Figure 4: Bar plots of model loss as the volume of fine-tuning (blue) or training (orange) data increases. As can be seen, at high volumes, the blue bars reach a lower loss than the orange bars, suggesting that transfer learning is effective at taking high volumes of data, and improving them further. For very low volumes, these two models are roughly equivalent, although the orange bars have a significantly higher variance than the blue bars. Somewhere in between, a transition occurs, and transfer learning outpaces learning without prior knowledge of anything.

As can be seen in the blue bars of Figure 4, the greater the volume of real data coupled with transfer learning, the lower the loss, and the better the performance. This is to be expected, but this curve helps to give a better sense regarding how quickly we approach the limit of best-case performance, and suggests that the volume of real data used for oracle training could cut be cut down by nearly an order of magnitude while achieving comparable performance. One might argue that this is because the volume of real data used in this training is itself sufficient to effectively train this model; to that end, we consider the orange bars, which represent the loss of models trained for 2000 epochs exclusively on the given volume of real data. This, coupled with the blue bars, suggests that - across all volumes of data - it is, at the very least, more consistent to use transfer learning. Models trained for that duration on exclusively real data sampled from the small domain tended to overfit, and had a much higher variance as a result. As the volume of real data used for fine-tuning increased, the difference between the two regimes of transfer vs. non-transfer learning became more pronounced, and the benefits of transfer learning become more noticeable. Thus we conclude that we can use transfer learning to cut down on the quantity of real data needed, while sacrificing relatively little up to a ~75% cut of data requirements.

Experiment 2

Next, we wish to address the question of how structurally dissimilar a model can be while still making this transfer learning effective. To this end, we varied $n$ from our first experimental model, and generated data with our second experimental model. In each case, we performed a ~95% cut in the volume of real data relative to the volume of data used to train each oracle.

Figure 5: Bar plots of model loss as the model being learned is varied, as a means of representing increases in complexity or structure. As can be seen, within this range of complexity variation, transfer learning is consistently able to learn the system to a comparable degree across all cases.

In Figure 5, we compare the loss of models trained with transfer learning to oracles for each - as can be seen, the transfer learning models performed consistently across all models being learned, and the oracles of each were similarly consistent.
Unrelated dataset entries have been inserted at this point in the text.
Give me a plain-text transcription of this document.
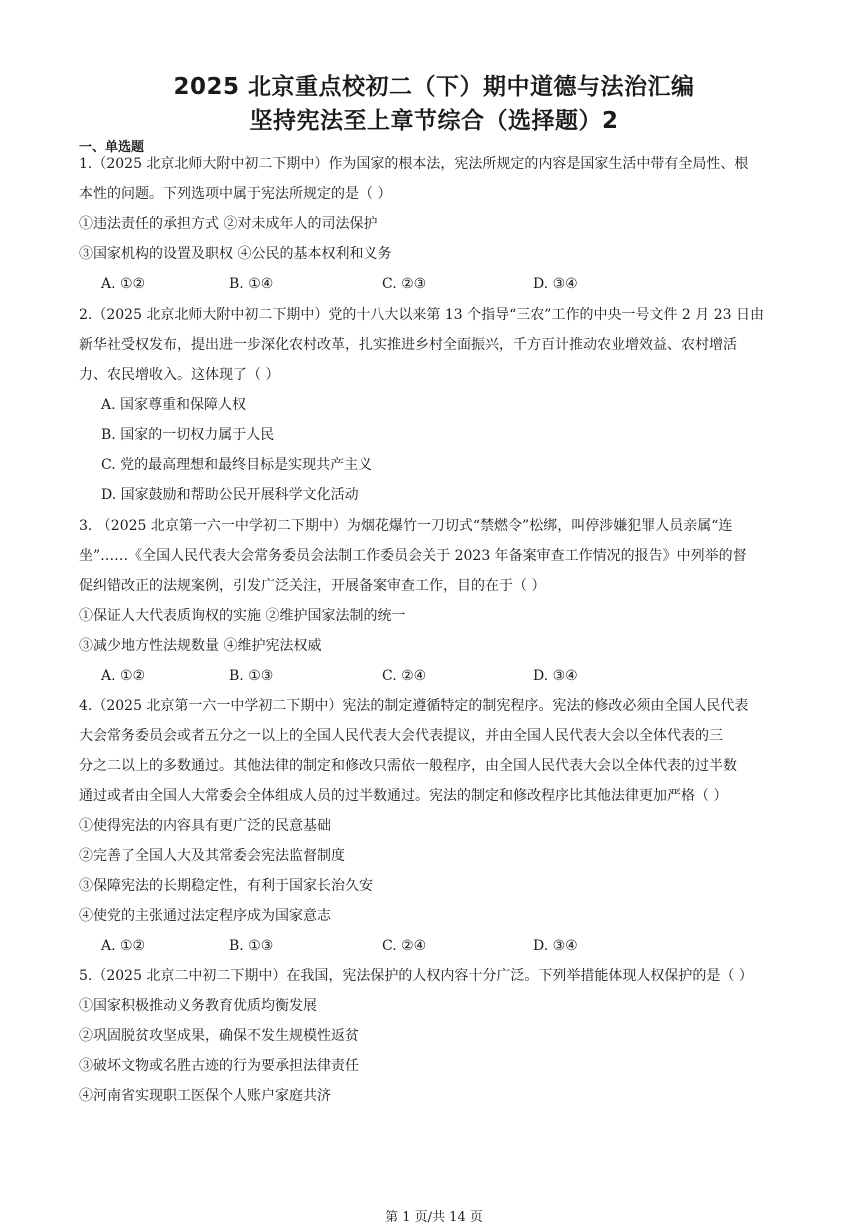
2025 北京重点校初二（下）期中道德与法治汇编
坚持宪法至上章节综合（选择题）2
一、单选题
1.（2025 北京北师大附中初二下期中）作为国家的根本法，宪法所规定的内容是国家生活中带有全局性、根
本性的问题。下列选项中属于宪法所规定的是（ ）
①违法责任的承担方式 ②对未成年人的司法保护
③国家机构的设置及职权 ④公民的基本权利和义务
A. ①②	B. ①④	C. ②③	D. ③④
2.（2025 北京北师大附中初二下期中）党的十八大以来第 13 个指导“三农”工作的中央一号文件 2 月 23 日由
新华社受权发布，提出进一步深化农村改革，扎实推进乡村全面振兴，千方百计推动农业增效益、农村增活
力、农民增收入。这体现了（ ）
A. 国家尊重和保障人权
B. 国家的一切权力属于人民
C. 党的最高理想和最终目标是实现共产主义
D. 国家鼓励和帮助公民开展科学文化活动
3. （2025 北京第一六一中学初二下期中）为烟花爆竹一刀切式“禁燃令”松绑，叫停涉嫌犯罪人员亲属“连
坐”……《全国人民代表大会常务委员会法制工作委员会关于 2023 年备案审查工作情况的报告》中列举的督
促纠错改正的法规案例，引发广泛关注，开展备案审查工作，目的在于（ ）
①保证人大代表质询权的实施 ②维护国家法制的统一
③减少地方性法规数量 ④维护宪法权威
A. ①②	B. ①③	C. ②④	D. ③④
4.（2025 北京第一六一中学初二下期中）宪法的制定遵循特定的制宪程序。宪法的修改必须由全国人民代表
大会常务委员会或者五分之一以上的全国人民代表大会代表提议，并由全国人民代表大会以全体代表的三
分之二以上的多数通过。其他法律的制定和修改只需依一般程序，由全国人民代表大会以全体代表的过半数
通过或者由全国人大常委会全体组成人员的过半数通过。宪法的制定和修改程序比其他法律更加严格（ ）
①使得宪法的内容具有更广泛的民意基础
②完善了全国人大及其常委会宪法监督制度
③保障宪法的长期稳定性，有利于国家长治久安
④使党的主张通过法定程序成为国家意志
A. ①②	B. ①③	C. ②④	D. ③④
5.（2025 北京二中初二下期中）在我国，宪法保护的人权内容十分广泛。下列举措能体现人权保护的是（ ）
①国家积极推动义务教育优质均衡发展
②巩固脱贫攻坚成果，确保不发生规模性返贫
③破坏文物或名胜古迹的行为要承担法律责任
④河南省实现职工医保个人账户家庭共济
第 1 页/共 14 页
This suggests that the architectures of the models being learned are sufficiently similar that the transfer learning is effective, which is a promising sign for more applications in which the system being learned has been simplified significantly in its mathematical models.

Conclusion

Ultimately, we’ve developed a method by which to potentially reduce the volume of experimental data needed to effectively train a machine learning model by using synthetic data generated by a lower-complexity model of the system. We’ve demonstrated that it has the potential to cut down data requirements significantly while still achieving a high level of accuracy, and that the simple system used to generate data in the sense that the learning process can shore up some substantial structural differences betwen the simple and complex system. These findings are not necessarily limited strictly to synthetic biological learning tasks, either - any complex, data-starved phenomenon in which there is a simpler model to describe parts of the system may find value in this. Looking forward, one can consider deeper structural dissimilarities, as well as application with real synthetic biological data, rather than simply using two models of increasing complexity.